But I have no experience with what it is like to live with a darker complexion.
As a girl/woman, I have always had to be careful about where I went and particularly after dark. But people of color are being killed in broad daylight, by the very organization that is supposed to protect us. According to Wikipedia:
‘The police are a constituted body of persons empowered by a state to enforce the law, to ensure the safety, health and possessions of citizens, and to prevent crime and civil disorder. Their lawful powers include arrest and the legitimized use of force.‘
Those last five words have been blatantly abused. Driving while black (or walking, running, just being) are not a legitimate lead up to use of force.
I hate what is happening, again and again. I am angry–very, very angry. And imagine if I also had to be afraid? If my skin color made me or my children suspect?

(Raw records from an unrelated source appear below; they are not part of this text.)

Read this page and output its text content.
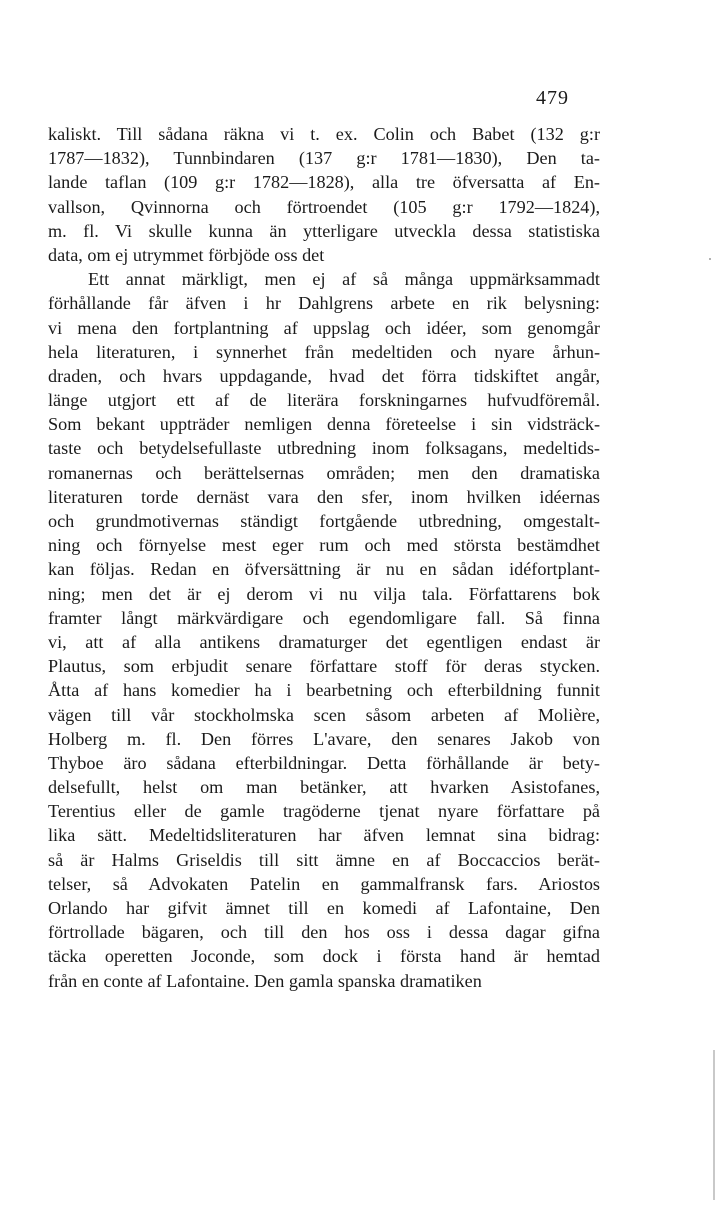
479
kaliskt. Till sådana räkna vi t. ex. Colin och Babet (132 g:r
1787—1832), Tunnbindaren (137 g:r 1781—1830), Den ta-
lande taflan (109 g:r 1782—1828), alla tre öfversatta af En-
vallson, Qvinnorna och förtroendet (105 g:r 1792—1824),
m. fl. Vi skulle kunna än ytterligare utveckla dessa statistiska
data, om ej utrymmet förbjöde oss det
Ett annat märkligt, men ej af så många uppmärksammadt
förhållande får äfven i hr Dahlgrens arbete en rik belysning:
vi mena den fortplantning af uppslag och idéer, som genomgår
hela literaturen, i synnerhet från medeltiden och nyare århun-
draden, och hvars uppdagande, hvad det förra tidskiftet angår,
länge utgjort ett af de literära forskningarnes hufvudföremål.
Som bekant uppträder nemligen denna företeelse i sin vidsträck-
taste och betydelsefullaste utbredning inom folksagans, medeltids-
romanernas och berättelsernas områden; men den dramatiska
literaturen torde dernäst vara den sfer, inom hvilken idéernas
och grundmotivernas ständigt fortgående utbredning, omgestalt-
ning och förnyelse mest eger rum och med största bestämdhet
kan följas. Redan en öfversättning är nu en sådan idéfortplant-
ning; men det är ej derom vi nu vilja tala. Författarens bok
framter långt märkvärdigare och egendomligare fall. Så finna
vi, att af alla antikens dramaturger det egentligen endast är
Plautus, som erbjudit senare författare stoff för deras stycken.
Åtta af hans komedier ha i bearbetning och efterbildning funnit
vägen till vår stockholmska scen såsom arbeten af Molière,
Holberg m. fl. Den förres L'avare, den senares Jakob von
Thyboe äro sådana efterbildningar. Detta förhållande är bety-
delsefullt, helst om man betänker, att hvarken Asistofanes,
Terentius eller de gamle tragöderne tjenat nyare författare på
lika sätt. Medeltidsliteraturen har äfven lemnat sina bidrag:
så är Halms Griseldis till sitt ämne en af Boccaccios berät-
telser, så Advokaten Patelin en gammalfransk fars. Ariostos
Orlando har gifvit ämnet till en komedi af Lafontaine, Den
förtrollade bägaren, och till den hos oss i dessa dagar gifna
täcka operetten Joconde, som dock i första hand är hemtad
från en conte af Lafontaine. Den gamla spanska dramatiken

There has to be an outlet for this anger. I would explain to my young children that although positive attention was first choice, negative attention (acting out) was still preferable to those who never said anything at all. This was in reference to classmates who would consistently get in trouble. ‘It is those who go unnoticed that I worry most about’ I would tell them.
We all need agency, and the confidence to stand up for ourselves. Of course, if doing so might get you killed, then that’s another issue.
This has to stop. But in order for that to happen there has to be solidarity. We must all demand that racial profiling end. And that those in power stop abusing it. And if they do, that they are prosecuted to the full extent of the law–the very law they supposedly represent.